Le musée des Beaux-Arts -

Ce musée figure parmi les plus riches et les plus anciens musées français.

Sa collection permanente, qui couvre la création artistique du XVe au XXe siècle, présente un ensemble exceptionnel de peintures italiennes, flamandes et hollandaises, ainsi qu'un important fonds d'oeuvres françaises des XVII et XVIIIe siècles dont un remarquable cabinet des pastels, le deuxième de France après le Louvre. Outre 2.000 peintures et 700 sculptures, le musée possède une collection de 10.000 dessins et 50.000 estampes.

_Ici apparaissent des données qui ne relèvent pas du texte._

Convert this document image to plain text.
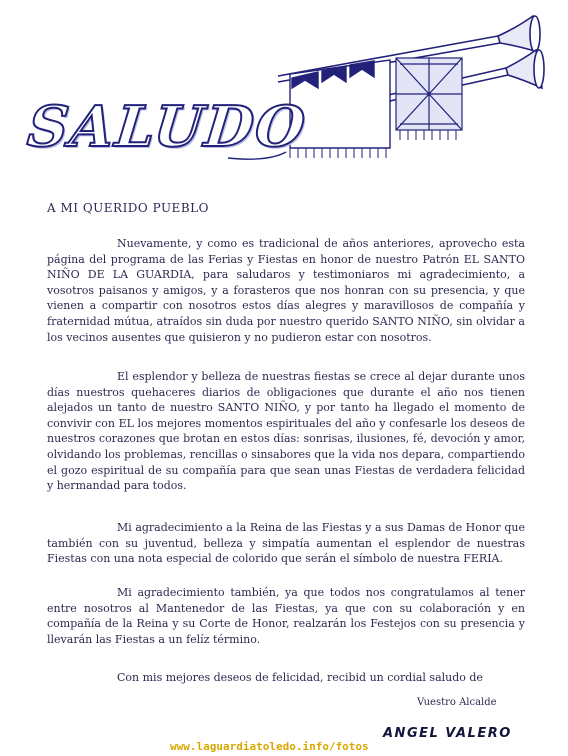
SALUDO
A MI QUERIDO PUEBLO

Nuevamente, y como es tradicional de años anteriores, aprovecho esta página del programa de las Ferias y Fiestas en honor de nuestro Patrón EL SANTO NIÑO DE LA GUARDIA, para saludaros y testimoniaros mi agradecimiento, a vosotros paisanos y amigos, y a forasteros que nos honran con su presencia, y que vienen a compartir con nosotros estos días alegres y maravillosos de compañía y fraternidad mútua, atraídos sin duda por nuestro querido SANTO NIÑO, sin olvidar a los vecinos ausentes que quisieron y no pudieron estar con nosotros.

El esplendor y belleza de nuestras fiestas se crece al dejar durante unos días nuestros quehaceres diarios de obligaciones que durante el año nos tienen alejados un tanto de nuestro SANTO NIÑO, y por tanto ha llegado el momento de convivir con EL los mejores momentos espirituales del año y confesarle los deseos de nuestros corazones que brotan en estos días: sonrisas, ilusiones, fé, devoción y amor, olvidando los problemas, rencillas o sinsabores que la vida nos depara, compartiendo el gozo espiritual de su compañía para que sean unas Fiestas de verdadera felicidad y hermandad para todos.

Mi agradecimiento a la Reina de las Fiestas y a sus Damas de Honor que también con su juventud, belleza y simpatía aumentan el esplendor de nuestras Fiestas con una nota especial de colorido que serán el símbolo de nuestra FERIA.

Mi agradecimiento también, ya que todos nos congratulamos al tener entre nosotros al Mantenedor de las Fiestas, ya que con su colaboración y en compañía de la Reina y su Corte de Honor, realzarán los Festejos con su presencia y llevarán las Fiestas a un felíz término.

Con mis mejores deseos de felicidad, recibid un cordial saludo de

Vuestro Alcalde
ANGEL VALERO
www.laguardiatoledo.info/fotos
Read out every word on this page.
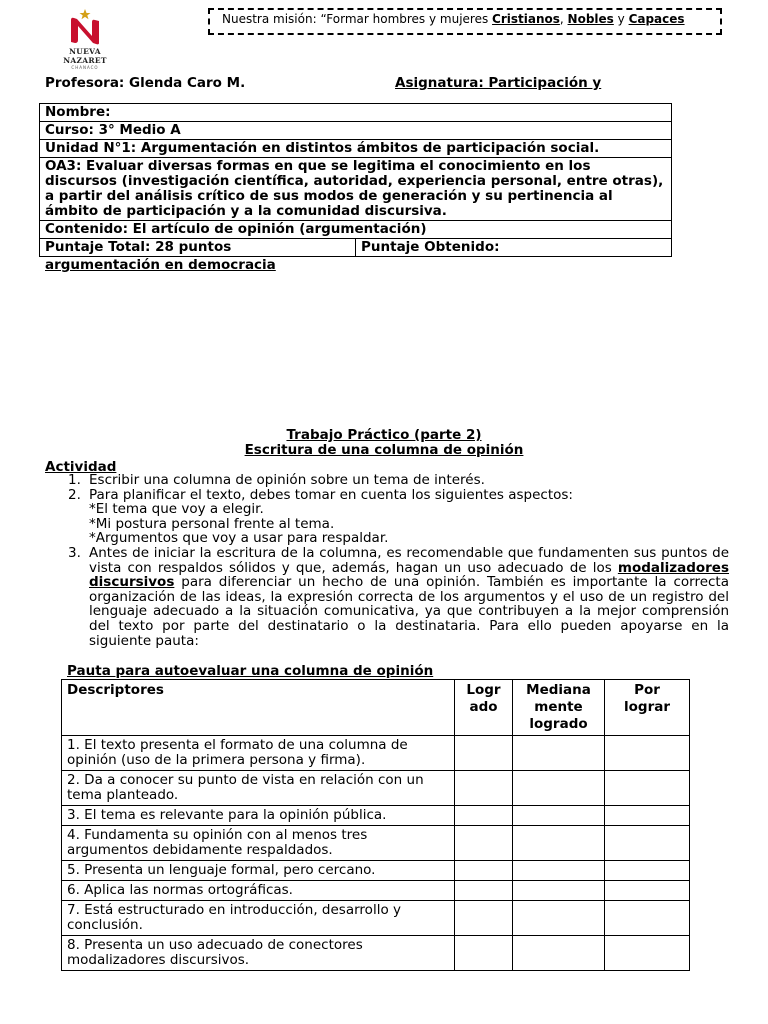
NUEVA NAZARET
CHANACO
Nuestra misión: “Formar hombres y mujeres Cristianos, Nobles y Capaces
Profesora: Glenda Caro M.	Asignatura: Participación y
Nombre:
Curso: 3° Medio A
Unidad N°1: Argumentación en distintos ámbitos de participación social.
OA3: Evaluar diversas formas en que se legitima el conocimiento en los discursos (investigación científica, autoridad, experiencia personal, entre otras), a partir del análisis crítico de sus modos de generación y su pertinencia al ámbito de participación y a la comunidad discursiva.
Contenido: El artículo de opinión (argumentación)
Puntaje Total: 28 puntos	Puntaje Obtenido:
argumentación en democracia
Trabajo Práctico (parte 2)
Escritura de una columna de opinión
Actividad
1. Escribir una columna de opinión sobre un tema de interés.
2. Para planificar el texto, debes tomar en cuenta los siguientes aspectos:
*El tema que voy a elegir.
*Mi postura personal frente al tema.
*Argumentos que voy a usar para respaldar.
3. Antes de iniciar la escritura de la columna, es recomendable que fundamenten sus puntos de vista con respaldos sólidos y que, además, hagan un uso adecuado de los modalizadores discursivos para diferenciar un hecho de una opinión. También es importante la correcta organización de las ideas, la expresión correcta de los argumentos y el uso de un registro del lenguaje adecuado a la situación comunicativa, ya que contribuyen a la mejor comprensión del texto por parte del destinatario o la destinataria. Para ello pueden apoyarse en la siguiente pauta:
Pauta para autoevaluar una columna de opinión
Descriptores	Logr ado	Mediana mente logrado	Por lograr
1. El texto presenta el formato de una columna de opinión (uso de la primera persona y firma).			
2. Da a conocer su punto de vista en relación con un tema planteado.			
3. El tema es relevante para la opinión pública.			
4. Fundamenta su opinión con al menos tres argumentos debidamente respaldados.			
5. Presenta un lenguaje formal, pero cercano.			
6. Aplica las normas ortográficas.			
7. Está estructurado en introducción, desarrollo y conclusión.			
8. Presenta un uso adecuado de conectores modalizadores discursivos.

Le musée des beaux-arts organise régulièrement des expositions temporaires, seul ou en association avec d'autres musées. D'autres expositions sont consacrées aux collections du cabinet des dessins. Le musée propose par ailleurs de nombreuses conférences, des ateliers de création artistique pour les enfants les mercredi et des stages d'art plastique durant les vacances scolaires.

A ne pas manquer ...

Entrez dans la fabrique de l’œuvre de Lüpertz au musée des Beaux-Arts et dans le centre-ville d’Orléans !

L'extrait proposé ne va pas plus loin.